Jumat, 16 Mei 2008

Usulan Penghapusan Subsidi BBM Secara Bertahap

Press Release 15 Mei 2008

Berkenaan dengan rencana penyesuaian harga BBM

Wacana penyesuaian harga BBM di antara beberapa tokoh masyarakat, termasuk di antaranya para pejabat Pemerintah, telah menimbulkan berbagai reaksi dari kalangan masyarakat luas baik dari pihak yang dapat menerima hal tersebut sebagai langkah yang patut didukung karena telah melambungnya harga minyak internasional dari sekitar $ 30/bbl pada akhir tahun 2003 hingga saat ini sekitar $ 120/bbl, maupun dari pihak yang merasa belum dapat menerima kenaikan harga BBM dengan alasan bahwa antara lain hal tersebut bakal dapat lebih mempersulit lagi perjuangan hidup mereka di masa mendatang.

Masyarakat Peduli Energi dan Lingkungan (MPEL) dengan ini menyampaikan bahwa kami:

1. Mendukung penaikan harga rata-rata BBM dalam waktu dekat sampai sebatas 20 persen atau maksimal 25 persen. Bila tidak dinaikkan maka struktur APBN-P akan “habis” untuk subsidi BBM, pangan dan listrik hingga tidak cukup tersisa untuk menjalankan pemerintahan secara efektif.
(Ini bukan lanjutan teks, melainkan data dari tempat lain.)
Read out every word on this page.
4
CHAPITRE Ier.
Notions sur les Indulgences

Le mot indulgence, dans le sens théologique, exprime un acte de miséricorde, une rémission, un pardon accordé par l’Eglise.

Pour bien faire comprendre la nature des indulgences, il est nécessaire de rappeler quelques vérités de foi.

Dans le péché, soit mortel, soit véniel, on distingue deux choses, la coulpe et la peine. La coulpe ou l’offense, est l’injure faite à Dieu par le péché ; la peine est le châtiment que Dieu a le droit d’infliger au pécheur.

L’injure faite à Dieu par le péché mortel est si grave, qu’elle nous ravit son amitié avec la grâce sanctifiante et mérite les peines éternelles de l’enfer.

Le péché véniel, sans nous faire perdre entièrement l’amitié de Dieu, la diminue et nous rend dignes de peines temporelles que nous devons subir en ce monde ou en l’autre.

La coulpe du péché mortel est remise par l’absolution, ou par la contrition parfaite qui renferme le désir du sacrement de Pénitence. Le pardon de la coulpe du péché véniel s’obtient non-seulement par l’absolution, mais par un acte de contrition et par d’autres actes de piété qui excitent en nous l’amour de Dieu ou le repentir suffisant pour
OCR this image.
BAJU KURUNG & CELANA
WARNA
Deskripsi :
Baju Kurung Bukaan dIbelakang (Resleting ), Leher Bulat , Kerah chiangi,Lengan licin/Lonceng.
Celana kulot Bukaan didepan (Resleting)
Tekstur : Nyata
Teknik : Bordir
Selain itu MPEL juga mendukung sebagian penerimaan kenaikan BBM dikembalikan dalam satu dan lain bentuk guna membantu meringankan beban hidup masyarakat miskin. Sudah tentu program bidang energi lainnya seperti diversifikasi, pengalihan dari minyak tanah ke gas, peningkatan BBG untuk sektor transportasi, peningkatan efisiensi energi serta konservasi energi, perlu tetap dilanjutkan terus.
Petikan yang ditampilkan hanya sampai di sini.